Afghan President Karzai Rallies His Troops

Afghan, U.S. officials take vocal reaction as green light for Kandahar campaign.

ByABC News
June 13, 2010, 6:54 PM

KANDAHAR, Afghanistan, June 13, 2010 — -- When Afghan President Hamid Karzai stepped onto the stage of a basement assembly hall here today, American officials hoped he would take on a role they say he has never embraced: a wartime commander-in-chief who rallies his country.

At stake was momentum for the largest and most important campaign of the war, an attempt to clear Kandahar province of insurgents and facilitate local governance.
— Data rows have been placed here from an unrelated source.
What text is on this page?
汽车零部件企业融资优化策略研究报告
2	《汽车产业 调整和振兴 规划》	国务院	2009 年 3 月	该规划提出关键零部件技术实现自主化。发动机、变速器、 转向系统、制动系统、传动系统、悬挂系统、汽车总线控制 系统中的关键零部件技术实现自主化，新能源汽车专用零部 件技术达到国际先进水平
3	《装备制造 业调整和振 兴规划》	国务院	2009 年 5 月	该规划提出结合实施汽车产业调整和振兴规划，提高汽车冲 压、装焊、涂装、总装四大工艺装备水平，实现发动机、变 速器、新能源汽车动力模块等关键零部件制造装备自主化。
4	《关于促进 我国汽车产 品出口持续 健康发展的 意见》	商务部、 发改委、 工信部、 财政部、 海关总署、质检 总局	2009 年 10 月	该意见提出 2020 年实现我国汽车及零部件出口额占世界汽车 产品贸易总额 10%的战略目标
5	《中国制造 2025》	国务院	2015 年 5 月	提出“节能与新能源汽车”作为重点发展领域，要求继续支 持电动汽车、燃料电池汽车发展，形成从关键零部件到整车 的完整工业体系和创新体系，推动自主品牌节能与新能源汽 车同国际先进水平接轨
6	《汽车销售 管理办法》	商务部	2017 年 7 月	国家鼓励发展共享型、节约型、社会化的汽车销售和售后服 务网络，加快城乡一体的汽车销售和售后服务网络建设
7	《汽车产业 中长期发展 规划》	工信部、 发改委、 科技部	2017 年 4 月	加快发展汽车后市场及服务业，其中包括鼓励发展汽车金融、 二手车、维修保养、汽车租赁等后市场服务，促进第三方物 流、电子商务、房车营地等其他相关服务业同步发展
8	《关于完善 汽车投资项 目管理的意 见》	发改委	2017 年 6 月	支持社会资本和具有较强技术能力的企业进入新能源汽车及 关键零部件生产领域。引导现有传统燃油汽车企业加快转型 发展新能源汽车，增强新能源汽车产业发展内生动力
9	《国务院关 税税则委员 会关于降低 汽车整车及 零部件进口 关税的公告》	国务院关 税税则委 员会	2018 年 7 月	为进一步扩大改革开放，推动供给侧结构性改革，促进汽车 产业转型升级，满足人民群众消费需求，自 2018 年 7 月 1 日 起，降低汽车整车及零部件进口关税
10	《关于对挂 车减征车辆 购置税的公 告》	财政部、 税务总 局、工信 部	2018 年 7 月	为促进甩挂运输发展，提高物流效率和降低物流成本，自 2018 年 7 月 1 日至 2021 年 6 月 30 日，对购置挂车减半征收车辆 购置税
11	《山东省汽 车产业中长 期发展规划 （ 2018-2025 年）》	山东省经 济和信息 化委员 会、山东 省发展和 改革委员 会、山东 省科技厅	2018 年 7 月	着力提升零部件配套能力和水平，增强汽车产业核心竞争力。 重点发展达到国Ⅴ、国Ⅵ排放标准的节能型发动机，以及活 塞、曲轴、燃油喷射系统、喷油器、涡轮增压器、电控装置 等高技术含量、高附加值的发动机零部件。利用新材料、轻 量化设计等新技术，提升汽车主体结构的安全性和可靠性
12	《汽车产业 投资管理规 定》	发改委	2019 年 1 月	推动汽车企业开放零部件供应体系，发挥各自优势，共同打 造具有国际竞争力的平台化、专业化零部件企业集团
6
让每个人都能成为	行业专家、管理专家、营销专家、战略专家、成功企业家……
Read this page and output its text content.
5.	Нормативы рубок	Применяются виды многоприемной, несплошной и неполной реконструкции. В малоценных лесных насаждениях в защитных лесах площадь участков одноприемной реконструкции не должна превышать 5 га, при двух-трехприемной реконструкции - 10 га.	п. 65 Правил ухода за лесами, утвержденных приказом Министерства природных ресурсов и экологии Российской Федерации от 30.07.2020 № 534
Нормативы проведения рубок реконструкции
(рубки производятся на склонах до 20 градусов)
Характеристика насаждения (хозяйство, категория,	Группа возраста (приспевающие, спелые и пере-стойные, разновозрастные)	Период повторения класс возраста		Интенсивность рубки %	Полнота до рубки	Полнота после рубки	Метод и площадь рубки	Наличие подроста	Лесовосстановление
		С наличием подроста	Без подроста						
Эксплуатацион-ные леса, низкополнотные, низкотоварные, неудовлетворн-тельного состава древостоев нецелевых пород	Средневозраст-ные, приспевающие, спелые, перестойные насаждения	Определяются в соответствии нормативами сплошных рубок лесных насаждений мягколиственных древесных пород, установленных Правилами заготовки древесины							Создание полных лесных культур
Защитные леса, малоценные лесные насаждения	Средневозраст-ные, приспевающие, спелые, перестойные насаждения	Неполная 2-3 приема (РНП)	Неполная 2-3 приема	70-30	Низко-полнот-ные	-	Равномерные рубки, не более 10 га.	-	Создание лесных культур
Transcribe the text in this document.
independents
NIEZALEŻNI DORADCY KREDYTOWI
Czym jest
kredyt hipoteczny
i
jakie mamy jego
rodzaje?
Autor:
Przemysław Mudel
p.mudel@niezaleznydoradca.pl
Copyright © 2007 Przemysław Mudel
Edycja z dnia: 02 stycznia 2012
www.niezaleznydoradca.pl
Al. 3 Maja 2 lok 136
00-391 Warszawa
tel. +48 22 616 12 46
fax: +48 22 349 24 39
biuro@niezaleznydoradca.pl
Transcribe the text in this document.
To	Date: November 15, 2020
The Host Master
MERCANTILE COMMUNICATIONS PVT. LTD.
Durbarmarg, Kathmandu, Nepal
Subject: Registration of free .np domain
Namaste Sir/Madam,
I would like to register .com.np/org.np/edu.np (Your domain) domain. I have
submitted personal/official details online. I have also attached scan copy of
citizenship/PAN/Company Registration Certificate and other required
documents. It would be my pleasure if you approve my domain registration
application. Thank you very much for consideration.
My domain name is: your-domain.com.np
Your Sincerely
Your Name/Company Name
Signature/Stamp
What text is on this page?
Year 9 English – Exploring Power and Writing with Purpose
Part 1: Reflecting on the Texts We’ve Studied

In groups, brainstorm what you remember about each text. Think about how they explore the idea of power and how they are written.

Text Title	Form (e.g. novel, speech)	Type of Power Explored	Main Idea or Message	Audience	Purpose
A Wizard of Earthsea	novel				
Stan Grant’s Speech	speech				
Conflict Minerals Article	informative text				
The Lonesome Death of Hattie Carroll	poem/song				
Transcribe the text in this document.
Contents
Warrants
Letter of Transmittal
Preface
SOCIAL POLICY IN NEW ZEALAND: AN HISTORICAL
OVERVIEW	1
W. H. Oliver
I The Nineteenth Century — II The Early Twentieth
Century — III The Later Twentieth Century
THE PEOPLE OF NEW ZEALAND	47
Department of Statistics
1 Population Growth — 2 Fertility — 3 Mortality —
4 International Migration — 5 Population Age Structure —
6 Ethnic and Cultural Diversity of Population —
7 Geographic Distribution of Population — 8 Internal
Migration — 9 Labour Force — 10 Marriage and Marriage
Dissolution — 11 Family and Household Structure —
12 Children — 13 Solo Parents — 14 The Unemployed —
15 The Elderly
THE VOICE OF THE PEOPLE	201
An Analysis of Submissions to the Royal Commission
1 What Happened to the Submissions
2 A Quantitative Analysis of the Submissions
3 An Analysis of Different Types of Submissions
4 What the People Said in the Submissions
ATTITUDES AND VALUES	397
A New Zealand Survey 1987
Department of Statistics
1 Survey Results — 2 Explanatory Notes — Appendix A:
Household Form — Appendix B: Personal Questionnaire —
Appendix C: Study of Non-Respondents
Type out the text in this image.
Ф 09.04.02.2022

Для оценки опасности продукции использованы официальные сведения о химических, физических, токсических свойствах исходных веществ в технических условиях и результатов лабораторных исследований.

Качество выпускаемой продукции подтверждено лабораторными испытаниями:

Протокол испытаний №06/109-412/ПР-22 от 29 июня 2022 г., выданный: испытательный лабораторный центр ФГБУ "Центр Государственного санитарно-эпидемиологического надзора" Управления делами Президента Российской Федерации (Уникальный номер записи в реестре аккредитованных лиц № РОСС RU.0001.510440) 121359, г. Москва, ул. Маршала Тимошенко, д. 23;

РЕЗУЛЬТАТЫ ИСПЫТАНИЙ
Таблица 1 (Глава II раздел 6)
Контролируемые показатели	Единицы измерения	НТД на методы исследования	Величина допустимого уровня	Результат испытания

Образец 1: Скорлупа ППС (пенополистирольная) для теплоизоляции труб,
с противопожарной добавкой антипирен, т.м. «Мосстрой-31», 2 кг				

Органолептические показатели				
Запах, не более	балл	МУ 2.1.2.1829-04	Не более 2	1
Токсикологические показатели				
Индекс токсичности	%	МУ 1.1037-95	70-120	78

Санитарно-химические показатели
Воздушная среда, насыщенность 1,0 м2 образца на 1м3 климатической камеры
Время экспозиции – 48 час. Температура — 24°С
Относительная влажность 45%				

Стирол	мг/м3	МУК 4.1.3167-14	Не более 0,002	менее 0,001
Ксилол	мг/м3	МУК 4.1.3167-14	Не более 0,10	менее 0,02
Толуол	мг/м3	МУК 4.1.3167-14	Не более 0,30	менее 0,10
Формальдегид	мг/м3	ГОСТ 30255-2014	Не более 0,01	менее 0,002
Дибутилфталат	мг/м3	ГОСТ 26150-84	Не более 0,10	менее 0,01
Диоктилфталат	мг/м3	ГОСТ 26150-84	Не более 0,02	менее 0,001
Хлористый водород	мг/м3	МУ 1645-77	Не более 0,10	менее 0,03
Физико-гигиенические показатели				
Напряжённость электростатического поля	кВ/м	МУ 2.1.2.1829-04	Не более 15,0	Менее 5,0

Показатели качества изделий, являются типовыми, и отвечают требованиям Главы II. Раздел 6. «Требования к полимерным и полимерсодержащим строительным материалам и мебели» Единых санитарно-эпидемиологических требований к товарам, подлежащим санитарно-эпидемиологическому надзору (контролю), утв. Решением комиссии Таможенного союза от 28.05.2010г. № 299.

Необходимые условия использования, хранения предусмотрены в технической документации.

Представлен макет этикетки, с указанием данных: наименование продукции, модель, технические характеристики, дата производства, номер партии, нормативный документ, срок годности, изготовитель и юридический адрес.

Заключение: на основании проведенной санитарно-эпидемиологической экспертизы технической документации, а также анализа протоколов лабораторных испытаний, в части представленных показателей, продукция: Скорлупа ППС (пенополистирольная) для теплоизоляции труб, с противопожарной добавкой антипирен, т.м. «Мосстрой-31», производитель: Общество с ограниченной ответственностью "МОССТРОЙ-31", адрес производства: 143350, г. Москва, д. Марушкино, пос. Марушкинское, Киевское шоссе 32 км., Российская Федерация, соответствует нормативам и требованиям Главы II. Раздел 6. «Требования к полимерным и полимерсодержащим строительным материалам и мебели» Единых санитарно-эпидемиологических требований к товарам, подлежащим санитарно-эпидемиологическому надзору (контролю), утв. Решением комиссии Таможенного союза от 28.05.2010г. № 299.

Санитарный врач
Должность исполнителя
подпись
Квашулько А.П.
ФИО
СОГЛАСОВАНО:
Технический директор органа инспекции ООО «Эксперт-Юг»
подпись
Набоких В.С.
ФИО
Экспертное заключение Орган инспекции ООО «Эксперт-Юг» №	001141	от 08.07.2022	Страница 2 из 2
American officials and the 300 Afghan community leaders in the audience gave Karzai mixed reviews. But he at least fulfilled American military commanders' primary wish: He strongly told Kandahar's leaders to support the campaign, and he presented it as a slow buildup focused as much on police, government and corruption as on infantry operations.

"There will be a cleanup operation and it will start from the city and will go to the districts, and I want your cooperation," Karzai said, pointing his finger at the tribal and village elders sitting cross-legged on Afghan carpets. "I won't accept any excuses. You have to be brave."

At one point he walked out from behind the podium and asked the crowd to "stand with me with confidence. Do you stand with me?"

Dozens stood up, promising their support.

In many ways Operation Hamkari Baraye Kandahar -- "Cooperation for Kandahar" -- has already begun; thousands of additional American troops are already fighting on the outskirts of Kandahar City. But their most aggressive operations and a surge of troops into the city itself have not yet occurred. American officials took Karzai's speech and the reaction in the room as a green light.

"He said it wouldn't be easy. And he asked a lot of the people. He looked at the people, and he asked them if they were willing to sacrifice and had the strength to do this. And they came back with a strong resounding indication that they were," an upbeat Gen. Stanley McChrystal, who accompanied Karzai down to Kandahar, told a small group of reporters after the speech. "As we move to expand security here, it's really the partnership of the people and the improvement of governance that ... makes it all achievable."